With the basic setup complete, you can define the specific resources from your architecture diagram.

4.1 Variables

It will be helpful to define a few variables that can be used consistently in the definition of other resources. These variables can have default values (or not) and can be overridden at runtime on the CLI. You will need:

  • labelPrefix
  • region
  • admin_username

4.2 Resource Group

Define a resource group to logically contain all of the resources for this project. The name argument should be "${var.labelPrefix}-A05-RG"

4.3 Public IP Address

From the architecture diagram, the first peer resource in the resource group is the public IP address.

4.4 Virtual Network

Next you will need an Azure virtual network (VNet) with a CIDR range of 10.0.0.0/16.

4.5 Subnet

Within the VNet, you will need to define a subnet with the CIDR range of 10.0.1.0/24.

4.6 Security Group

The solution architecture design requires both SSH and HTTP access to the web server VM. The AzureRM provider allows for either defining security group rules as separate resources, or inlining them in the definition of the security group resource. Since we only have two rules to add, the inline approach will be preferable.

4.7 Virtual Network Interface Card (NIC)

The virtual machine will need a NIC that is connected to the public IP address.

4.8 Apply the security group

You could apply the security group rules to the whole subnet, or just to the web server. Since the rules that we defined are specific to the web server and may not be appropriate for other VMs that we put in the subnet, let's choose the second option.

4.9 Init Script

When the virtual machine is deployed, it will be a base Ubuntu server image. You will need to install the web server application on it. We will use apache for this. The cloudinit provider will let you define a shell script to run on the VM after the first boot.

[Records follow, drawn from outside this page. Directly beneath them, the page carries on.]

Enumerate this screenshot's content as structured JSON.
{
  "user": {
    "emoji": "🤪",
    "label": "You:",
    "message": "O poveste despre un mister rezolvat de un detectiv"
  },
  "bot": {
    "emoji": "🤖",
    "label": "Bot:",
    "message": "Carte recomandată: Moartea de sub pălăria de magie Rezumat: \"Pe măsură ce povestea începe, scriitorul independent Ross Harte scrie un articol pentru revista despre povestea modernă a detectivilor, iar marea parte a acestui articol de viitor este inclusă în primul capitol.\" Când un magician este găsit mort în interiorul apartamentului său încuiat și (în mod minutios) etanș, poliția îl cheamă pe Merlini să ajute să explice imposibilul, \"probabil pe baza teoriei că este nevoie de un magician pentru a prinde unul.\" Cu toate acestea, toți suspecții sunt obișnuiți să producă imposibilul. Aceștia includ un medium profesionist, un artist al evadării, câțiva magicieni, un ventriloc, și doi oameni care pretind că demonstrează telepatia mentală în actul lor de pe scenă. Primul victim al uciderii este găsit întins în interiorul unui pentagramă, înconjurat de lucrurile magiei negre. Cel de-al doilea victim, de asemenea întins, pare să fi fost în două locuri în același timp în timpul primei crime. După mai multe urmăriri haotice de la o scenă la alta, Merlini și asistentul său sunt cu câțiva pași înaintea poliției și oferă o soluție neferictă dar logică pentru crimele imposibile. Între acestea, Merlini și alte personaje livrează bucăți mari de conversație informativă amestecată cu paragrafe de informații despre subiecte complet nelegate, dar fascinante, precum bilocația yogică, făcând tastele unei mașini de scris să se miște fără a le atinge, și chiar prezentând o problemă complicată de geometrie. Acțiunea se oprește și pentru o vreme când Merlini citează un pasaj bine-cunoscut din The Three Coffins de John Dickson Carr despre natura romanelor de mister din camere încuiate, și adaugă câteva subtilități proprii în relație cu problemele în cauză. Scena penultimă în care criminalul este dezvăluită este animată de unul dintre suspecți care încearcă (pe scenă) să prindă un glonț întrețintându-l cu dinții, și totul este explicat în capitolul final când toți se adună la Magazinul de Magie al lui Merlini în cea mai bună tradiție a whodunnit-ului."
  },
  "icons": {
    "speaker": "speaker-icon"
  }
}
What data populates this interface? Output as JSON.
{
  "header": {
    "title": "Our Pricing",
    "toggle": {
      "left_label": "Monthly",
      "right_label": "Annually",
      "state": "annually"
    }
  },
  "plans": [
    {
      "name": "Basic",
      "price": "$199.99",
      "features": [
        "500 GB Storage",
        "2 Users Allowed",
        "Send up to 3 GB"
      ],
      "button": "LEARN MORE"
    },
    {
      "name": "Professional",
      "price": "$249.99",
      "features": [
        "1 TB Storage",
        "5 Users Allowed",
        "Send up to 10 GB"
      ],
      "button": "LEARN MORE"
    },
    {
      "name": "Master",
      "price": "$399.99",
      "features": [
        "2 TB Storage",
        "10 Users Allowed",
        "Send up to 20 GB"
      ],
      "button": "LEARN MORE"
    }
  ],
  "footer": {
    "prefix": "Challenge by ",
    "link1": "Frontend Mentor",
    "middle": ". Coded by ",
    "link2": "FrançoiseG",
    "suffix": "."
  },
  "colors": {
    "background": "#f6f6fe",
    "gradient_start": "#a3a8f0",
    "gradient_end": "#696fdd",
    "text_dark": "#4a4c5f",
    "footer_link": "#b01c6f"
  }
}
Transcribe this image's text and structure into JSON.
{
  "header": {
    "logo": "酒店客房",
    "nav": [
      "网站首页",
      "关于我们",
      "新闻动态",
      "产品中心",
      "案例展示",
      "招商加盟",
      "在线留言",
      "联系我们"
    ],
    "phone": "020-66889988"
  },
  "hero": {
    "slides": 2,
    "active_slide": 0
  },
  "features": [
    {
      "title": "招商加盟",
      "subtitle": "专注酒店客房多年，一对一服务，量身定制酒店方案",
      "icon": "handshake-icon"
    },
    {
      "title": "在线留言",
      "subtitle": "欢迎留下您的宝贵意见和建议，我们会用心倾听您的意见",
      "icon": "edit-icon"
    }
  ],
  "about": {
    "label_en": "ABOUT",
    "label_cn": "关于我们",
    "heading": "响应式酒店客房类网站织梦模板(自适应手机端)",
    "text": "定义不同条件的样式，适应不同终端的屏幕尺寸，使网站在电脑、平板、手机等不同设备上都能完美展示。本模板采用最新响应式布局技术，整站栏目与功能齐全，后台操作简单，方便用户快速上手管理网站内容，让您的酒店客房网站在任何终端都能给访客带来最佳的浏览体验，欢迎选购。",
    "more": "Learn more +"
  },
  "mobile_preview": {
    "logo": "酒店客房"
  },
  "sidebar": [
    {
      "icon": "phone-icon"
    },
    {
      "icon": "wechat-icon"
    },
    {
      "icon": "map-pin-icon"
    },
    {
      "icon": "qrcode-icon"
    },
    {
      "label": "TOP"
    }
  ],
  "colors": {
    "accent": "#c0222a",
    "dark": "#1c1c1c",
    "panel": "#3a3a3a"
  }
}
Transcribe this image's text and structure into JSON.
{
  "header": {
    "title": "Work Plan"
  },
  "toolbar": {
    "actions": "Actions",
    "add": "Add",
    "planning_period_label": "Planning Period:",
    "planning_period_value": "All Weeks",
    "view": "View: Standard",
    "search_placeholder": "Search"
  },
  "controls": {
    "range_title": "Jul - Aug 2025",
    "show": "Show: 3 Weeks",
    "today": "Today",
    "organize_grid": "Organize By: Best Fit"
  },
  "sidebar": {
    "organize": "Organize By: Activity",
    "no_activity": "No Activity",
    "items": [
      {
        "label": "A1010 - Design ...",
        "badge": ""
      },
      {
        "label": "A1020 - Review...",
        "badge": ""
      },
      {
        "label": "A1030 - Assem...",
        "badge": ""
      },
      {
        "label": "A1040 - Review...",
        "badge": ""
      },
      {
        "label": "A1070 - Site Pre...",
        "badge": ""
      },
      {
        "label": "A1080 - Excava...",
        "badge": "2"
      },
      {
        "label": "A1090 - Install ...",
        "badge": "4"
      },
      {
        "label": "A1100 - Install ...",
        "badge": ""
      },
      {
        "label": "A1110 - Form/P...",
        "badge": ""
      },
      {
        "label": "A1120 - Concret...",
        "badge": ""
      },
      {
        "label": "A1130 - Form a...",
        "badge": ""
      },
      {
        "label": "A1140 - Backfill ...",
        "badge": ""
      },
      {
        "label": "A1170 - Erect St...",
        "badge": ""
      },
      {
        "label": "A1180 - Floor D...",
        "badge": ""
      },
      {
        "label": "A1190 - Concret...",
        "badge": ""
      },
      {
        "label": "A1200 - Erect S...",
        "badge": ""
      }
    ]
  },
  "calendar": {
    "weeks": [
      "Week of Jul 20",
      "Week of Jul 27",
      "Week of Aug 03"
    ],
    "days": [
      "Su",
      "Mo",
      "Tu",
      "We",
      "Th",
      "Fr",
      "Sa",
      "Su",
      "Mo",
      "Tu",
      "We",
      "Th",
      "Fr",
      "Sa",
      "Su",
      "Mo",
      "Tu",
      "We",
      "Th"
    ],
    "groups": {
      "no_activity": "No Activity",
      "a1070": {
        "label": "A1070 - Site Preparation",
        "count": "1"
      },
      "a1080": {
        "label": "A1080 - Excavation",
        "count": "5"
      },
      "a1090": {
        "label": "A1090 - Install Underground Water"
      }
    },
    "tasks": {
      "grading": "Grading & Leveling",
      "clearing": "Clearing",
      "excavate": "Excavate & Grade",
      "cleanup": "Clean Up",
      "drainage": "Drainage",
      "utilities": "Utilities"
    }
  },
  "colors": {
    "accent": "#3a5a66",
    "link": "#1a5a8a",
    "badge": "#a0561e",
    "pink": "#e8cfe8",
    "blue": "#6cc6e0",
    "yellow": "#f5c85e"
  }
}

Create a new file in your project folder called init.sh with these three lines of code.

#!/bin/bash
sudo apt-get update
sudo apt-get install -y apache2

Now define a data resource using the cloudinit_config resource type. You will use this resource when defining the VM in the next step.

4.10 Virtual Machine

You have all of the dependency resources defined and you can now define the web server virtual machine. Don't forget to include your SSH public key in the definition. Since this is a test deployment and not yet production, you should use a cheaper B1s sized VM.

Output Values

The resource definitions are now complete, but it would be nice to know how to validate the deployment. You will want to output a few essential values from the deployment:

  • resource group name
  • public IP address

5. Deploy and Verify

5.1 Deploy

Use your college username when prompted for the labelPrefix variable.

terraform apply

var.labelPrefix
  Your college username. This will form the beginning of various resource names.

  Enter a value:

The Terraform CLI will parse your resource definitions and make sure that there are no syntax errors. If there are any, they will be displayed in red in your terminal. Correct them and try again.

Once everything is green, Terraform will display the planned changes. Type yes when prompted to deploy.

5.2 Verify

Once the deploy completes, you should see the two output values that you defined in your terminal.

  • Use the resource group to visually inspect the resources in the Azure portal.
  • Copy the public IP address into a browser to see the default Apache web page.
  • Open a remote SSH session to the VM
ssh azureadmin@<public_ip_address>

Demo/Submit

Publish your project to GitHub

  • create a new public remote repo on GitHub
  • add the new GitHub repo as a remote on your local repo
  • push your commits

Brightspace

Submit a link to your GitHub repo URL in the Brightspace assignment. The repo should include all of your Terraform project files and an image file with your architecture diagram from step 1, called a05-architecture.png

Clean up

Once you completed all of the tasks above, remember to clean-up any Azure resources that are no longer required.

terraform destroy

Use your college username when prompted for the labelPrefix variable.